You can see his soul, too, in the gratitude running backs Charcandrick West and Spencer Ware — a pair who helped make Charles expendable — feel for Charles’ encouragement and tutelage.
That nurturing presence helps explain why even a 2016 rookie defensive lineman Chris Jones felt the need to take to Twitter to call Charles “one of the most inspirational individuals” he’d ever known.
But maybe what really will make Charles enduringly endearing to Chiefs fans is how this all came about from humble roots in Port Arthur, where as a child he was bullied because of a learning disability.
In elementary school, he became afraid to raise his hand in class, because people would laugh at him, said aunt Arlene LeBlanc, with whom he would live during his adolescence.
He often cried himself to sleep as a young child, asking, “Why me?”
But through a combination of special education classes and reading the Bible aloud to Aunt Arlene, structure and calm began to come to Charles.
Then there was that day in 1996 when his class went on a field trip to the Special Olympics, where Charles won multiple events in a competition that divides kids with intellectual disabilities and cognitive delays into equitable groups by age, gender and ability.
That’s what led to a surge of new emotional strength that propelled Charles into an elite athletic level, and it explains his ongoing allegiance to and support of the program that was most visible when he agreed to administer the athletes’ oath at the 2015 Special Olympics World Games in Los Angeles.

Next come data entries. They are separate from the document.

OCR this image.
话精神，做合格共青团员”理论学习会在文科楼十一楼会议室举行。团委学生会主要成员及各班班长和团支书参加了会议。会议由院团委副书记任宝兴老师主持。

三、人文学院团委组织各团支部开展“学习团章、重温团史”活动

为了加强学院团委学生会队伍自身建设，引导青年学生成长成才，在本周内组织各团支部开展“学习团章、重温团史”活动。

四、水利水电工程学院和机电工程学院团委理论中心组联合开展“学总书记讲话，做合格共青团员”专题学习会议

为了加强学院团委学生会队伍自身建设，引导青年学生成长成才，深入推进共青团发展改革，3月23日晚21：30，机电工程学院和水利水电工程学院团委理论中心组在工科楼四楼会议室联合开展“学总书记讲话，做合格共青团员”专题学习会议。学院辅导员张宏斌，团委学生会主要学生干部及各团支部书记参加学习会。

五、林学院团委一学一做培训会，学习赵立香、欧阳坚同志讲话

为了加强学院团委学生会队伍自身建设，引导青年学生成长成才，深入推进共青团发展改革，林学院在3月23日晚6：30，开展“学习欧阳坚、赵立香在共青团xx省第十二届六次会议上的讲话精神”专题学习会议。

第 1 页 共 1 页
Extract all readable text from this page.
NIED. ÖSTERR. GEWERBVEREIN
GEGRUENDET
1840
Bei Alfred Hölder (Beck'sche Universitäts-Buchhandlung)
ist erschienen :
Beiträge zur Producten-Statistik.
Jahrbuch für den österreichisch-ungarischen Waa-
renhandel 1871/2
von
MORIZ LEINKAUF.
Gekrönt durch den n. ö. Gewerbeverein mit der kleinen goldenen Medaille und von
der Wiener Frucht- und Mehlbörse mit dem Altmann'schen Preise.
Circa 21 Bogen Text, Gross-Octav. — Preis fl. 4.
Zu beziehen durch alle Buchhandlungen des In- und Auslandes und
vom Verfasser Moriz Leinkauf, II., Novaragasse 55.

Charles began by saying he had been asked to talk about courage but couldn’t without “talking about fear.”
“People made fun of me. They said I would never go anywhere,” he said. “But I learned I can fly. …
“When I competed in the Special Olympics, I found out just how fast I was. I stood high on the podium, getting the gold medal in track and field. And when I found out just how fast I was, I was blessed with a new confidence.
“The confidence turned to courage, the courage to be the best that I can be every day.”
Asked by The Star later that summer about his speech, Charles said, “I was just trying to inspire people and give back to the people who are going through things in life. That’s what it’s about, man.”
All of that and more is why “he’ll always be a part of the Chiefs family,” as CEO and chairman Clark Hunt put it in a statement on Tuesday that also hinted at his inevitable future in the Ring of Honor.
After all, he’s a Chief … even as he leaves for now.